In June 2008, Zone published the first chapter of the then-unpublished English translation of Indian writer Sarojini Sahoo's controversial novel, Gambhiri Ghara (The Dark Abode). The novel was a bestseller in Bangladesh and sparked controversy across India for its explicit treatment of sexual, religious and political themes. Through the story of an adulterous affair between a Hindu house-wife from India and a Muslim painter from Pakistan, Gambhiri Ghara examines the roll of women in contemporary India. Written in Oriya, Gambhiri Ghara has been translated and published in Bengali, Malayalam and English. Mahendra Kumar Dash's English translation, titled The Dark Abode, was published later that year by Indian AGE Communications.

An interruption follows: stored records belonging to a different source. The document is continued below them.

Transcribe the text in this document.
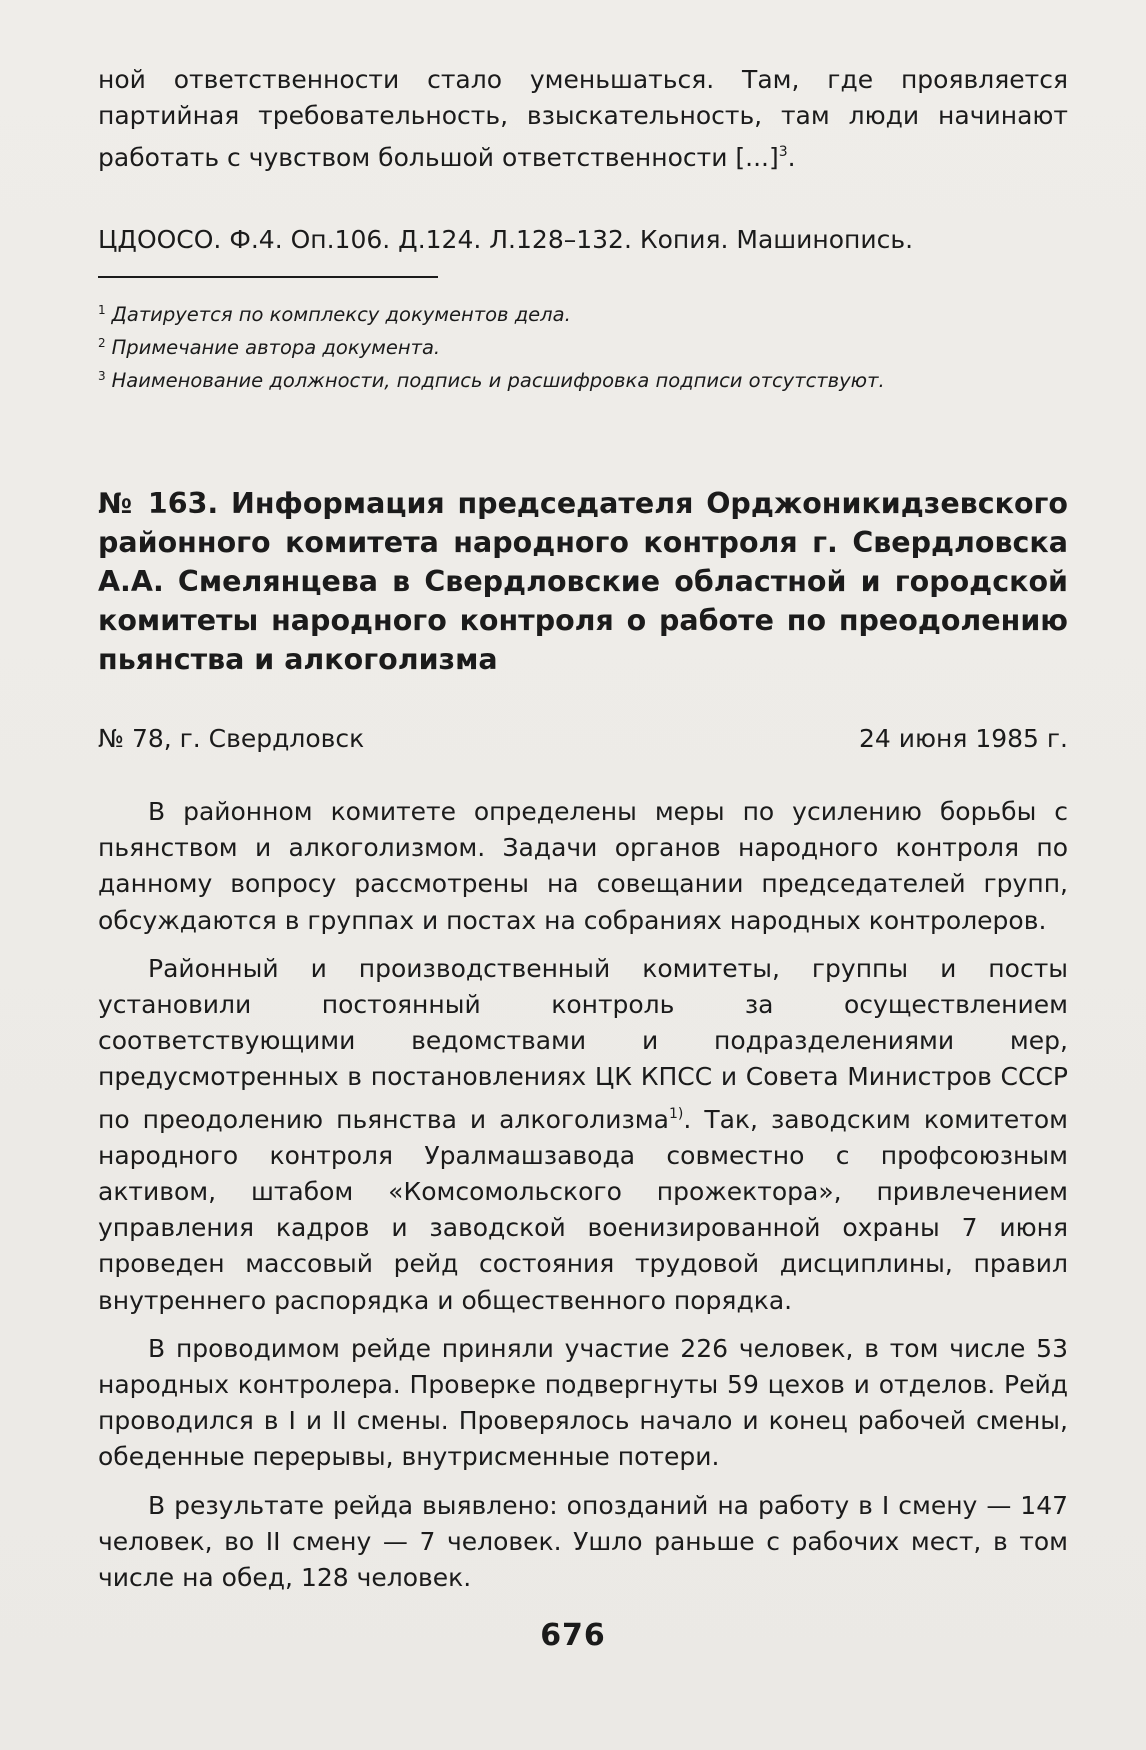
ной ответственности стало уменьшаться. Там, где проявляется партийная требовательность, взыскательность, там люди начинают работать с чувством большой ответственности [...]$^3$.
ЦДООСО. Ф.4. Оп.106. Д.124. Л.128–132. Копия. Машинопись.
$^1$ Датируется по комплексу документов дела.
$^2$ Примечание автора документа.
$^3$ Наименование должности, подпись и расшифровка подписи отсутствуют.
№ 163. Информация председателя Орджоникидзевского районного комитета народного контроля г. Свердловска А.А. Смелянцева в Свердловские областной и городской комитеты народного контроля о работе по преодолению пьянства и алкоголизма
№ 78, г. Свердловск	24 июня 1985 г.

В районном комитете определены меры по усилению борьбы с пьянством и алкоголизмом. Задачи органов народного контроля по данному вопросу рассмотрены на совещании председателей групп, обсуждаются в группах и постах на собраниях народных контролеров.

Районный и производственный комитеты, группы и посты установили постоянный контроль за осуществлением соответствующими ведомствами и подразделениями мер, предусмотренных в постановлениях ЦК КПСС и Совета Министров СССР по преодолению пьянства и алкоголизма$^{1)}$. Так, заводским комитетом народного контроля Уралмашзавода совместно с профсоюзным активом, штабом «Комсомольского прожектора», привлечением управления кадров и заводской военизированной охраны 7 июня проведен массовый рейд состояния трудовой дисциплины, правил внутреннего распорядка и общественного порядка.

В проводимом рейде приняли участие 226 человек, в том числе 53 народных контролера. Проверке подвергнуты 59 цехов и отделов. Рейд проводился в I и II смены. Проверялось начало и конец рабочей смены, обеденные перерывы, внутрисменные потери.

В результате рейда выявлено: опозданий на работу в I смену — 147 человек, во II смену — 7 человек. Ушло раньше с рабочих мест, в том числе на обед, 128 человек.

676
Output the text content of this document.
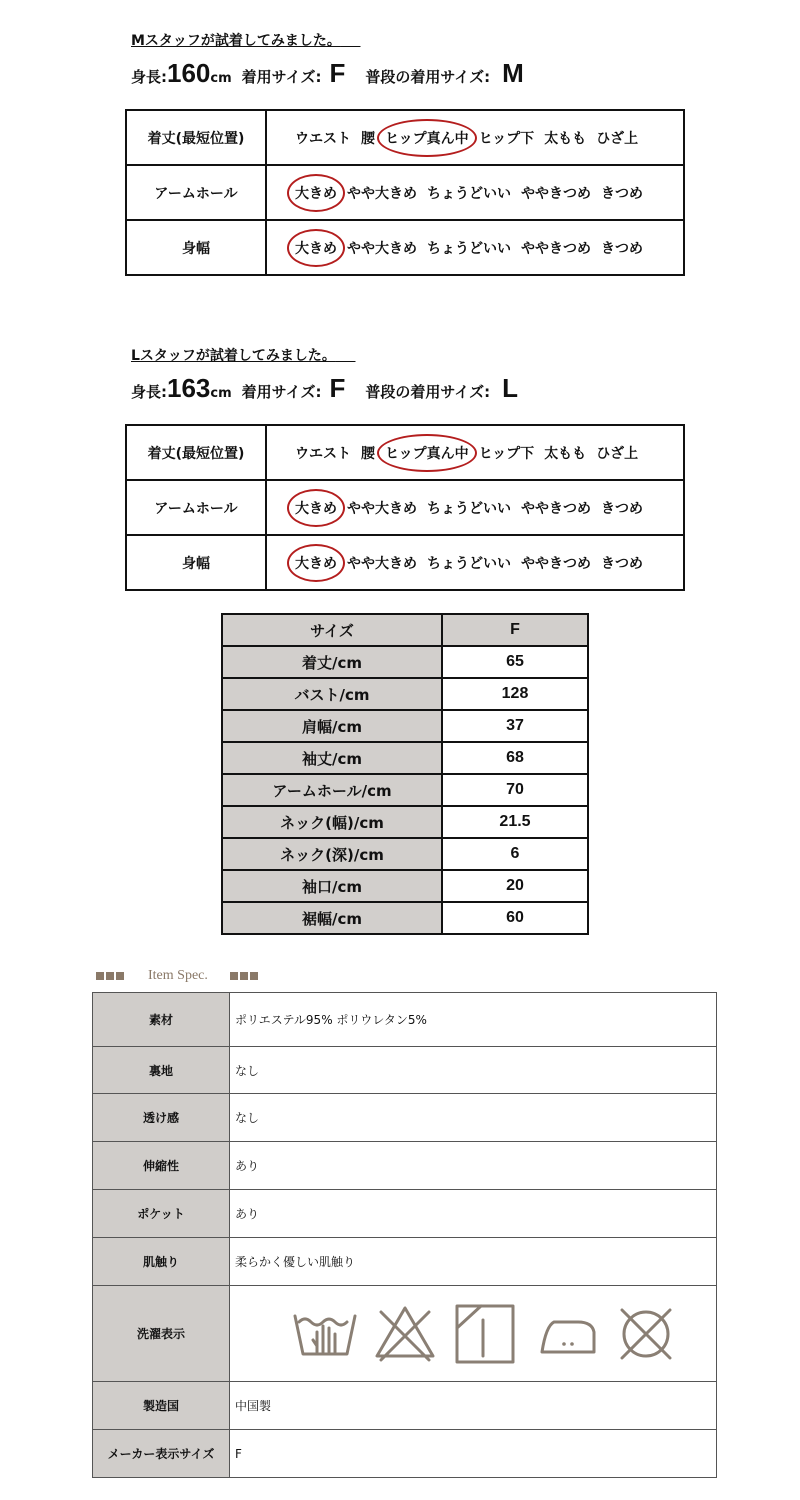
Mスタッフが試着してみました。
身長: 160 cm 着用サイズ: F 普段の着用サイズ: M
着丈(最短位置)	ウエスト 腰 ヒップ真ん中 ヒップ下 太もも ひざ上
アームホール	大きめ やや大きめ ちょうどいい ややきつめ きつめ
身幅	大きめ やや大きめ ちょうどいい ややきつめ きつめ
Lスタッフが試着してみました。
身長: 163 cm 着用サイズ: F 普段の着用サイズ: L
着丈(最短位置)	ウエスト 腰 ヒップ真ん中 ヒップ下 太もも ひざ上
アームホール	大きめ やや大きめ ちょうどいい ややきつめ きつめ
身幅	大きめ やや大きめ ちょうどいい ややきつめ きつめ
サイズ	F
着丈/cm	65
バスト/cm	128
肩幅/cm	37
袖丈/cm	68
アームホール/cm	70
ネック(幅)/cm	21.5
ネック(深)/cm	6
袖口/cm	20
裾幅/cm	60
Item Spec.
素材	ポリエステル95% ポリウレタン5%
裏地	なし
透け感	なし
伸縮性	あり
ポケット	あり
肌触り	柔らかく優しい肌触り
洗濯表示	

製造国	中国製
メーカー表示サイズ	F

The following April, poems by George Moore forming part of an installation with award-winning Icelandic textile artist Hrafnhildur Sigurðardóttir appeared for the first time in Zone. Sigurðardóttir, whose work has been exhibited internationally, and Moore, whose poems have appeared in Poetry, The Atlantic Monthly, Nimrod and other magazines, collaborated across media to create a site specific installation in the Nes galleries, in Skagaströnd, on Iceland's north coast.
Golub, Sahoo and Moore are only three of the 68 poets, writers and translators who have appeared in our pages during our first four years. Zone maintains a complete archive of everything we have published since our inception. If you browse through our archives you will find a wealth of interesting, new, brushed-off, under appreciated and later lauded work from the 8th through 21st centuries, in languages as diverse as Chinese and Catalan, written in countries, and cultures, as far afield from one another as Nigeria, Siberia, Colorado and The Philippians, some original, some in translation, all of it free, and all of it worth while.
To celebrate our birthday, Zone is featuring a special feature on poet Sundin Richards, whose book of poems The Hurricane Lamp is due out from ONLS Press later this year. A double-length selection of Richard's poetry and an interview will be appearing shortly.
A final word of thanks to our readers, contributors, volunteers, fans and followers: without you Zone would be unable to continue. Thank you for your attention.